The following day we told our (then four-year-old) son that his sister would not be coming home. From that day he has been incredibly brave and has shown a maturity far beyond any of his peers and even some adults. He always talks about Sadie and has a favourite song that whenever he hears it, he tells me it reminds him of Sadie. He is our inspiration.
My bereavement journey has been incredibly lonely. In the beginning I spent so much time on my own, I didn’t really want to be around anyone. I felt as though people were awkward around me and they didn’t know what to say. During the first few months my friends were all having babies too, this was hard to watch, whilst I was so pleased for them, there was also a feeling of injustice.
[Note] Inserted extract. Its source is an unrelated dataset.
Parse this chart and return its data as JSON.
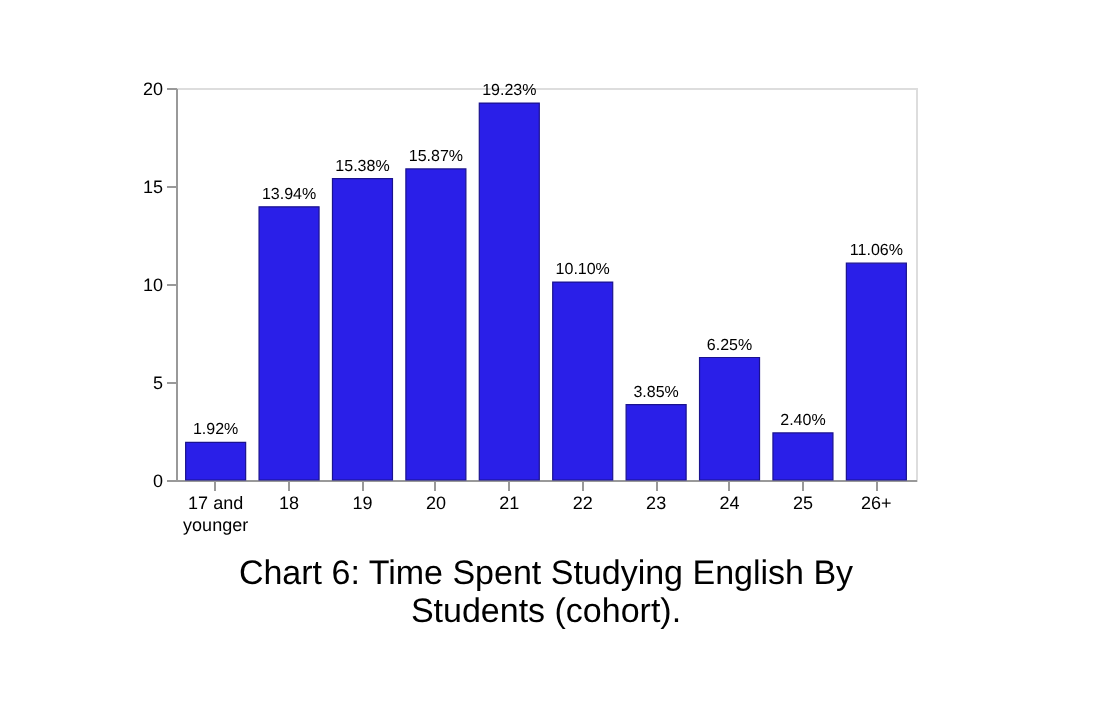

Each day when my husband went out to work and my son was at nursery, I spent my time in the garden which we dedicated to Sadie. We decided not to have a headstone or scatter her ashes we wanted her to be at home with us, and so each of the plants and flowers in the garden were chosen with a connection to Sadie.
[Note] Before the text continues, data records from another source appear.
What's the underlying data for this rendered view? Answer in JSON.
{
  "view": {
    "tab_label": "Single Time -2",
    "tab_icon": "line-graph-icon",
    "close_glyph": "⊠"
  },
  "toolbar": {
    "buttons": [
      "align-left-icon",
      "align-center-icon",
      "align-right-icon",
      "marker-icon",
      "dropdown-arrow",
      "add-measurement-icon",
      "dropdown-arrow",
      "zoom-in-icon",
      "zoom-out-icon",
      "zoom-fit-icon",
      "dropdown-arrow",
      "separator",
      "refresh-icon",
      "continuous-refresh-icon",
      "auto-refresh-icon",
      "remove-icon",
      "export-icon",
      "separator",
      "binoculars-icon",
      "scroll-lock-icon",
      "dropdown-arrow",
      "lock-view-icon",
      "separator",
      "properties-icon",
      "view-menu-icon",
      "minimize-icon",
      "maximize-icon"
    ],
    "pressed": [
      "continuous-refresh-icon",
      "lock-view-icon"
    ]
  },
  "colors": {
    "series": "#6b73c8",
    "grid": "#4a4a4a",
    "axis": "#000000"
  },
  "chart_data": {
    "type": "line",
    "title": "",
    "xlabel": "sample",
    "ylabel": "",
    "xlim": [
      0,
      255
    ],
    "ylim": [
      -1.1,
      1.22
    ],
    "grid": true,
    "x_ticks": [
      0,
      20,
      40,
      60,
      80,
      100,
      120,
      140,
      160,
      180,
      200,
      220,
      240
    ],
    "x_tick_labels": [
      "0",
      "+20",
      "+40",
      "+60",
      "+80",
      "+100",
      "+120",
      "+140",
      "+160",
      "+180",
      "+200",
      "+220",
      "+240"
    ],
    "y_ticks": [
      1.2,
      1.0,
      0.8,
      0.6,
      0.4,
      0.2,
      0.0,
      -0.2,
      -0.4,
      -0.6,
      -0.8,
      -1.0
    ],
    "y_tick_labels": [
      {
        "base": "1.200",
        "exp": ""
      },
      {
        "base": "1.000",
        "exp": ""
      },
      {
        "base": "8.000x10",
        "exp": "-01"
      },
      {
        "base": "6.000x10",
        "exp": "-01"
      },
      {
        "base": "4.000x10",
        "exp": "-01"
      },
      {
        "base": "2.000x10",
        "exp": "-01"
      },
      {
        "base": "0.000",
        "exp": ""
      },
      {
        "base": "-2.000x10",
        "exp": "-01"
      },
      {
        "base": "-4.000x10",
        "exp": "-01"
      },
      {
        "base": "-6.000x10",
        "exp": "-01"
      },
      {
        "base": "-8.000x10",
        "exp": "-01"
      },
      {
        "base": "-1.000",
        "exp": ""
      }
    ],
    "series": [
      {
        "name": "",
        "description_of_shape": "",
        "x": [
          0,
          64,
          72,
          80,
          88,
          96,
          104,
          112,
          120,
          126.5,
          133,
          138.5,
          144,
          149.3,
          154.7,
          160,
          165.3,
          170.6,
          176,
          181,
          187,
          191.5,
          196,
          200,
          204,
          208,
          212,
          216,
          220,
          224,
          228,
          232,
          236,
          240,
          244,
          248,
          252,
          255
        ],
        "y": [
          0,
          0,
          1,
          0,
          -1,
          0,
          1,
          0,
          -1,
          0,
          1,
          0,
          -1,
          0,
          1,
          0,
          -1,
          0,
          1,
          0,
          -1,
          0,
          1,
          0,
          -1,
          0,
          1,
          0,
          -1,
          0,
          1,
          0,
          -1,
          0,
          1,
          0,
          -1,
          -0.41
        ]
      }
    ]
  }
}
Initially I didn’t have much support, as we fell through so many cracks. We live in one NHS Trust, Sadie was born in another and then died in a separate Trust. I was eventually put in touch with a bereavement nurse from the hospital where Sadie was born. This incredible woman saved me. She came to my home and gave me the space to talk and cry. She also put me in contact with an amazing woman who shares a very similar story. We get together regularly and openly talk about our babies and baby loss and guide each other through different milestones.
Five months after Sadie died I returned to work. It was the best thing for me, I needed some normality. My manager and team were amazing. I wasn’t treated as the woman who lost the baby. We chatted and gossiped about nonsense, and for a few hours each day the pain eased and I felt like me again.
We have recently welcomed our rainbow baby, who brings us so much joy and happiness. I am sad however that my three children will not grow up together. There is a silence I feel in my home where a very noisy, almost two year old voice should be. It feels unusually quiet, even when it’s at its busiest.
The first year following the death of Sadie and reaching all the milestones was hard, but as we approach the second anniversary I feel that this last year has been even harder. Grief is painful and exhausting, and can be overwhelming at times when you least expect it. I believe there is an expectation to get on with your life, but the further you move forward the more you realise the expanding distance between you and your baby, the last time you held them, or the last time you stroked their little hand.
Whilst it is a daily struggle learning to live again when your baby has died, you draw strength from those around you and for me it’s my children. As a family we include Sadie in everything we do, and we talk about her every day and we want others to do the same. In Sadie’s memory we have decided that each year on her birthday we are going to fundraise and donate to the amazing bereavement team at the hospital where Sadie was born. We want Sadie’s name and her legacy as a strong, little fighter to live on.